Fellow developer David Linsin wrote a blogpost about validation of domain objects recently. I actually wanted to leave him a reply but it got kinda long so I decided to post it here. So this is what came to my mind:

Prototyping some web portal kind of software I’ve encountered a similar situation. Take a User domain object as example for this problem. I decided to have a domain object as well as DTOs for maybe different clients. Why did I decide to do so? Well, the example beautifully shows what is a client specific vie on domain data. To edit the user on a web frontend (no matter if you want to create a new user or edit an existing one) you mostly let the real application user enter a password twice to ensure he enters the one he really wanted to enter. Nevertheless I of course don’t want to extend my domain object to hold a second password field, just because one single client needs it.

Another thing is registration of new users. I might want to ensure unique email addresses as I don’t want to have two users sharing the same mail address (whether this is a good idea or not).

What has this to do with validation. First of all I realized that validation is a client specific thing to a given extend and cannot be restricted do domain objects. Thus the decision to have DTOs the client technology specific exporters (an MVC controller, a WebService Endpoint a.s.o) handle and validate.

In consequence this means that my DTOs are “userfriendly” taking user form input as it is given. They are validated by external validation classes (maybe nicely separated into a hierarchy to avoid implementing common validation logic twice but allowing client specific validation logic where necessary).
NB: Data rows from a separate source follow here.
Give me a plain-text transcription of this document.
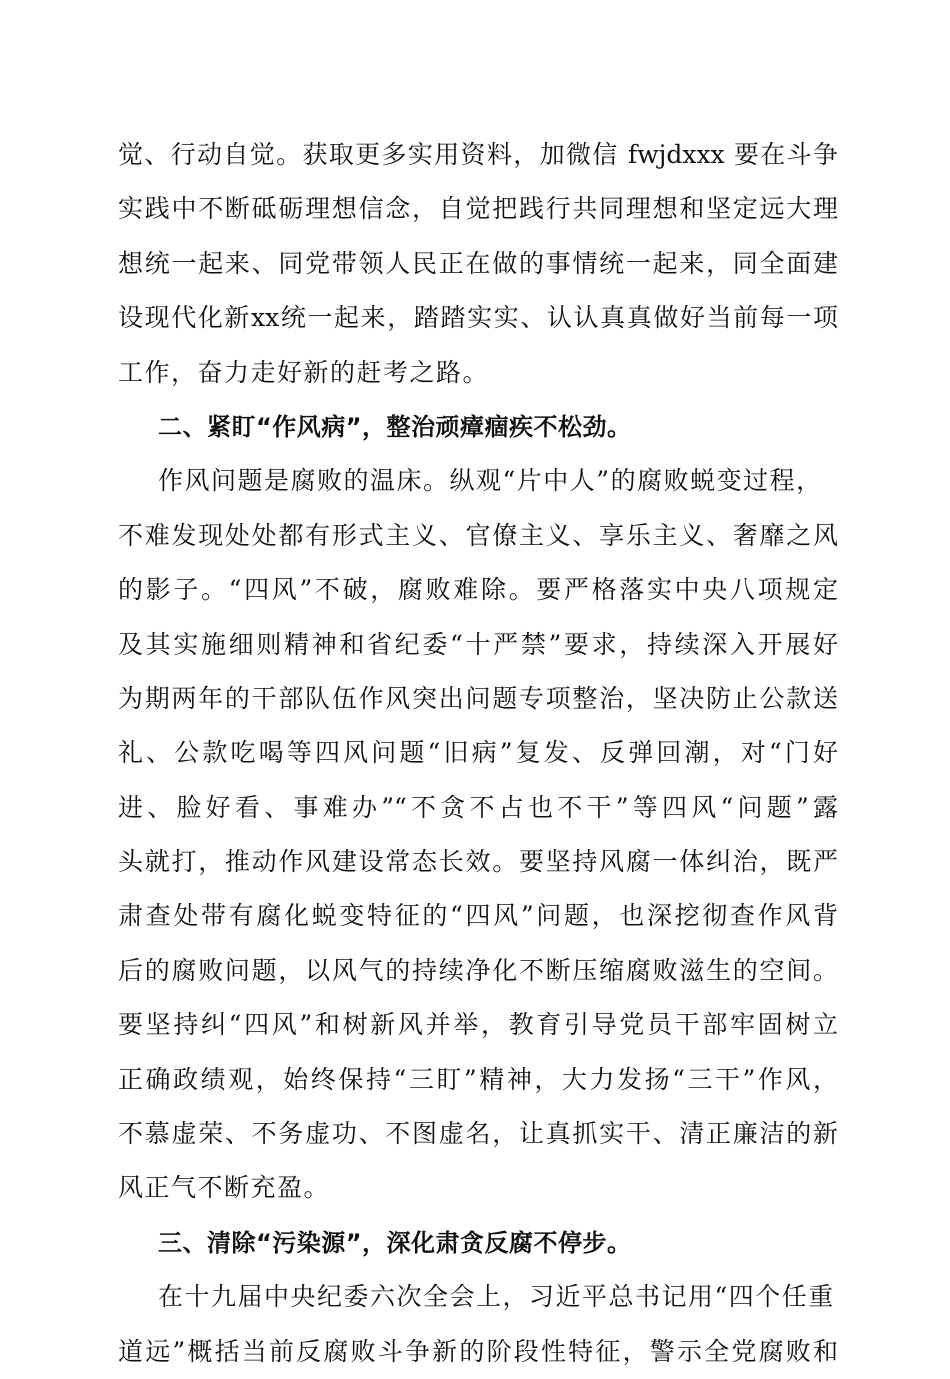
觉、行动自觉。获取更多实用资料，加微信 fwjdxxx 要在斗争
实践中不断砥砺理想信念，自觉把践行共同理想和坚定远大理
想统一起来、同党带领人民正在做的事情统一起来，同全面建
设现代化新xx统一起来，踏踏实实、认认真真做好当前每一项
工作，奋力走好新的赶考之路。
二、紧盯“作风病”，整治顽瘴痼疾不松劲。
作风问题是腐败的温床。纵观“片中人”的腐败蜕变过程，
不难发现处处都有形式主义、官僚主义、享乐主义、奢靡之风
的影子。“四风”不破，腐败难除。要严格落实中央八项规定
及其实施细则精神和省纪委“十严禁”要求，持续深入开展好
为期两年的干部队伍作风突出问题专项整治，坚决防止公款送
礼、公款吃喝等四风问题“旧病”复发、反弹回潮，对“门好
进、脸好看、事难办”“不贪不占也不干”等四风“问题”露
头就打，推动作风建设常态长效。要坚持风腐一体纠治，既严
肃查处带有腐化蜕变特征的“四风”问题，也深挖彻查作风背
后的腐败问题，以风气的持续净化不断压缩腐败滋生的空间。
要坚持纠“四风”和树新风并举，教育引导党员干部牢固树立
正确政绩观，始终保持“三盯”精神，大力发扬“三干”作风，
不慕虚荣、不务虚功、不图虚名，让真抓实干、清正廉洁的新
风正气不断充盈。
三、清除“污染源”，深化肃贪反腐不停步。
在十九届中央纪委六次全会上，习近平总书记用“四个任重
道远”概括当前反腐败斗争新的阶段性特征，警示全党腐败和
These also ensure the identity of both given passwords e.g. or the uniqueness of the user’s email address.

My domain objects are much more restrictive then. I tend to reject as much invalid input as possible. An email class definately would reject an invalid email string with an IllegalArgumentException. Doing so in a DTO would make clean error messaging almost impossible.

As the validation subsystem or layer is allowed to depend on the domain layer I try to use eventually exposable validation logic from the domain layer. The regular expression to reject invalid email addresses in the email domain class could be used to nicely capture and reject the email field on the UserDTO in an Spring MVC validator implementation.